Historical Trials in Complex Organ Repair
The historical scope of stem cell use expanded in the early 2000s with initial attempts to repair complex internal organs. Early trials focused on the cardiovascular system, aiming to limit damage or regenerate heart tissue following a myocardial infarction, or heart attack. Researchers first explored the use of bone marrow-derived stem cells, including heterogeneous populations of bone marrow mononuclear cells (BMMNCs), which were injected into the coronary arteries or directly into the heart muscle.
These initial clinical studies demonstrated that the procedure was safe, but they also revealed a limitation: the cells did not consistently differentiate into new, functional heart muscle as hoped. Instead, subsequent research suggested the benefit might come primarily from the stem cells releasing paracrine factors, which act as signals to promote angiogenesis (new blood vessel growth) and tissue repair by other mechanisms. Although the initial promise of full cardiac regeneration was not fully realized in these early trials, they established the feasibility of delivering cells to the damaged heart and paved the way for continued research using different cell types, such as mesenchymal stem cells (MSCs).

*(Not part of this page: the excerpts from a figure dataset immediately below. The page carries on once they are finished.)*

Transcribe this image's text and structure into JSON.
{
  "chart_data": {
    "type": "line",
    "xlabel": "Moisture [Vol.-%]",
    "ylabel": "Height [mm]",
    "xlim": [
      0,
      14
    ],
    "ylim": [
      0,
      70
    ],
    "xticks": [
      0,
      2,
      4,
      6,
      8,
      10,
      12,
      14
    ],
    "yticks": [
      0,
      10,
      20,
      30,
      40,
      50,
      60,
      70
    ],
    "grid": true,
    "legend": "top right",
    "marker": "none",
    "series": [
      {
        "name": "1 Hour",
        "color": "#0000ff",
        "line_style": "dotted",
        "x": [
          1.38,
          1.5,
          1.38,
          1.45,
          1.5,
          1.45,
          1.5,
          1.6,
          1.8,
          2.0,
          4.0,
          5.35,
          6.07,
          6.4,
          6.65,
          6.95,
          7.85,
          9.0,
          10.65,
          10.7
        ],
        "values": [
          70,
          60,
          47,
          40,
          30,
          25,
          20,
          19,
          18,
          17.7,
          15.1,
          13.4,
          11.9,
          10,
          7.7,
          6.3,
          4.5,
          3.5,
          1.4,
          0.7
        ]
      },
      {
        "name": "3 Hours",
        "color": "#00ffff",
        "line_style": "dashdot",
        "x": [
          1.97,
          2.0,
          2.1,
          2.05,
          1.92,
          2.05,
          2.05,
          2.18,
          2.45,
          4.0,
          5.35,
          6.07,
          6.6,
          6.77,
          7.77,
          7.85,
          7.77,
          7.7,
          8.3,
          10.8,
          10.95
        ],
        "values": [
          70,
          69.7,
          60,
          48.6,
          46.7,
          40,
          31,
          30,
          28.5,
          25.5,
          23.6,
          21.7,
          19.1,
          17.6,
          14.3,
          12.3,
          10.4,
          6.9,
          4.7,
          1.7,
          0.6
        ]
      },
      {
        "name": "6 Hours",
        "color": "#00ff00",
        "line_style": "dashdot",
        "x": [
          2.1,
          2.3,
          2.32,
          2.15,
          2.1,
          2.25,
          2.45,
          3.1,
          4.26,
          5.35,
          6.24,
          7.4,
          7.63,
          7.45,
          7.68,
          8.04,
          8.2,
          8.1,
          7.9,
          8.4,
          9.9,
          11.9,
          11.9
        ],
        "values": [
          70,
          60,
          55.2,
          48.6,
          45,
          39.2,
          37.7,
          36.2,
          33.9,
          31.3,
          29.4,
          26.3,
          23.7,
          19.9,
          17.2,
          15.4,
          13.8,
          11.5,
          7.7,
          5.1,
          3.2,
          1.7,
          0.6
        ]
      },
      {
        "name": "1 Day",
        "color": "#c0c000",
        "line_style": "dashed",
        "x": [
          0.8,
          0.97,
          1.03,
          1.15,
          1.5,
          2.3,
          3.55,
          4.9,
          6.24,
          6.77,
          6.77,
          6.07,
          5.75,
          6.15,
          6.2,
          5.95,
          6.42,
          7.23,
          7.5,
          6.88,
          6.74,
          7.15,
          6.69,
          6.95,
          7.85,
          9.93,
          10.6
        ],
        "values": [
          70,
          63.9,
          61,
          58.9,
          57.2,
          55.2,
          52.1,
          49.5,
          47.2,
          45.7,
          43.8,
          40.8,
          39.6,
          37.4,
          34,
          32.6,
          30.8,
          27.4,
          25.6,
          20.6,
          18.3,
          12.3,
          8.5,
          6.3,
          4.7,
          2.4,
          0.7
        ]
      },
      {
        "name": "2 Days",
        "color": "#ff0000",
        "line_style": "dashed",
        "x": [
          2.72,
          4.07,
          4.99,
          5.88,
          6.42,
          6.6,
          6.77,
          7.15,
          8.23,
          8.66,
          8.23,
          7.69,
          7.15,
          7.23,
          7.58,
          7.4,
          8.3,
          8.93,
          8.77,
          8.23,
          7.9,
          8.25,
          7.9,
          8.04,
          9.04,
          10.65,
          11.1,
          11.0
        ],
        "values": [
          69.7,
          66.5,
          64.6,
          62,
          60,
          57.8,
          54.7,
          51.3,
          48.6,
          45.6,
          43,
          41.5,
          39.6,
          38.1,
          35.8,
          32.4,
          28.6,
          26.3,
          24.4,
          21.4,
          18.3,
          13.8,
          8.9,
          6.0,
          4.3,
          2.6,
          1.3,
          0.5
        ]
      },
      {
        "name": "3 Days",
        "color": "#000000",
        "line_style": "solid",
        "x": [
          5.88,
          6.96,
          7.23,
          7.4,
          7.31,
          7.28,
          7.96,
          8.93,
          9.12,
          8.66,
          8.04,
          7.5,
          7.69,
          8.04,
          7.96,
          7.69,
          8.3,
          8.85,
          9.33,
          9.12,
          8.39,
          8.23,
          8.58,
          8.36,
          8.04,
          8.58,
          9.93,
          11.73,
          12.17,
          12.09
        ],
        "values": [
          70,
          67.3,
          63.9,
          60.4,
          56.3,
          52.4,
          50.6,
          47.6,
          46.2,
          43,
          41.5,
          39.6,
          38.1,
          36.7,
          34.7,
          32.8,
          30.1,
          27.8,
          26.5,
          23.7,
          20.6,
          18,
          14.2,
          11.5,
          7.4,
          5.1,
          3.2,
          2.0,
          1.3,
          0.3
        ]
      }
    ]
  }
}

In the neurological field, historical efforts focused on replacing specific cell types lost in neurodegenerative diseases. For Parkinson’s disease, which involves the death of dopamine-producing neurons, early trials in the 1980s and 1990s involved transplanting dopamine-rich fetal tissue directly into the brains of patients. These efforts were controversial and had mixed results, but they proved that the central nervous system could accept and integrate transplanted cells. This foundational work provided the biological and surgical framework for later clinical trials that used laboratory-derived neural stem cells to generate the specific dopamine-producing neurons needed for replacement therapy.